Serve pudding topped with Tamarillo Sauce and additional chopped pistachios. Makes 4 to 6 servings.


Tamarillo Sauce

3 tamarillos

1/4 cup sugar

1/4 cup water

Cover tamarillos with boiling water and let stand 1 to 2 minutes. Plunge into cold water, then remove peel and chop.

Place tamarillo pulp in small saucepan with sugar and water. Bring to boil. Reduce heat and simmer until fruit is very soft, 15 to 20 minutes.

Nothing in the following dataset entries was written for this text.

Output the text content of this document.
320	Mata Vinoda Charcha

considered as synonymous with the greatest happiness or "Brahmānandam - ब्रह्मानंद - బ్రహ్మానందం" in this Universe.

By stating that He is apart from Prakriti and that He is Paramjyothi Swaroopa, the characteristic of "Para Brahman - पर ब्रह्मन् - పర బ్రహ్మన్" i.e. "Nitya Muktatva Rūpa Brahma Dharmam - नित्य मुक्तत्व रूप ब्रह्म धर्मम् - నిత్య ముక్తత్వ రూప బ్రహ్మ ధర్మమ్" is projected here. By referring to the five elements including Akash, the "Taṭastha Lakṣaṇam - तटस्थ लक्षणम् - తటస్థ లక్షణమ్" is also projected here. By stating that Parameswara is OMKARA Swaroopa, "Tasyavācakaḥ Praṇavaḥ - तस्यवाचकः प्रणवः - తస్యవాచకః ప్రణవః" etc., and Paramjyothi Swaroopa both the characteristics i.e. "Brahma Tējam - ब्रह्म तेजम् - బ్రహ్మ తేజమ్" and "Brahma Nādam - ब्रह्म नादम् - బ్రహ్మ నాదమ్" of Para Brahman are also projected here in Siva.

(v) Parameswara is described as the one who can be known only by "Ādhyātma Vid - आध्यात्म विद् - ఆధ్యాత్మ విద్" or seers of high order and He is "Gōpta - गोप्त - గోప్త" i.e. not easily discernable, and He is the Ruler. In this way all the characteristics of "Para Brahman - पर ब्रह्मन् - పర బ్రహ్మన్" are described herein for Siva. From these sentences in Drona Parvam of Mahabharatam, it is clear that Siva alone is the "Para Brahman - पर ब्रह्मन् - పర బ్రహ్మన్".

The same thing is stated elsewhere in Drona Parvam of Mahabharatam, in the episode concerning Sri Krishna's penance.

Press fruit through strainer to remove seeds. Chill sauce. Makes about 1/2 cup.


1 1/4 cups sugar

1 cup vinegar

1 teaspoon chili powder

1 clove garlic, crushed

2 to 3 tablespoons finely chopped preserved ginger or 1 tablespoons grated ginger root

4 cups sliced feijoas

1/2 cup raisins

1/4 cup sliced, blanced almonds

1/2 teaspoon salt

Heat sugar and vinegar in large saucepan until sugar is dissolved. Add chili powder, garlic and ginger and cook 5 minutes.

Add feijoa slices, raisins, almonds and salt. Cook, stirring occasionally, until thick. Ladle into hot sterilized jars.

Adjust caps according to manufacturer’s directions. Process in boiling water bath 10 minutes. Makes 4 to 6 (8-ounce) jars.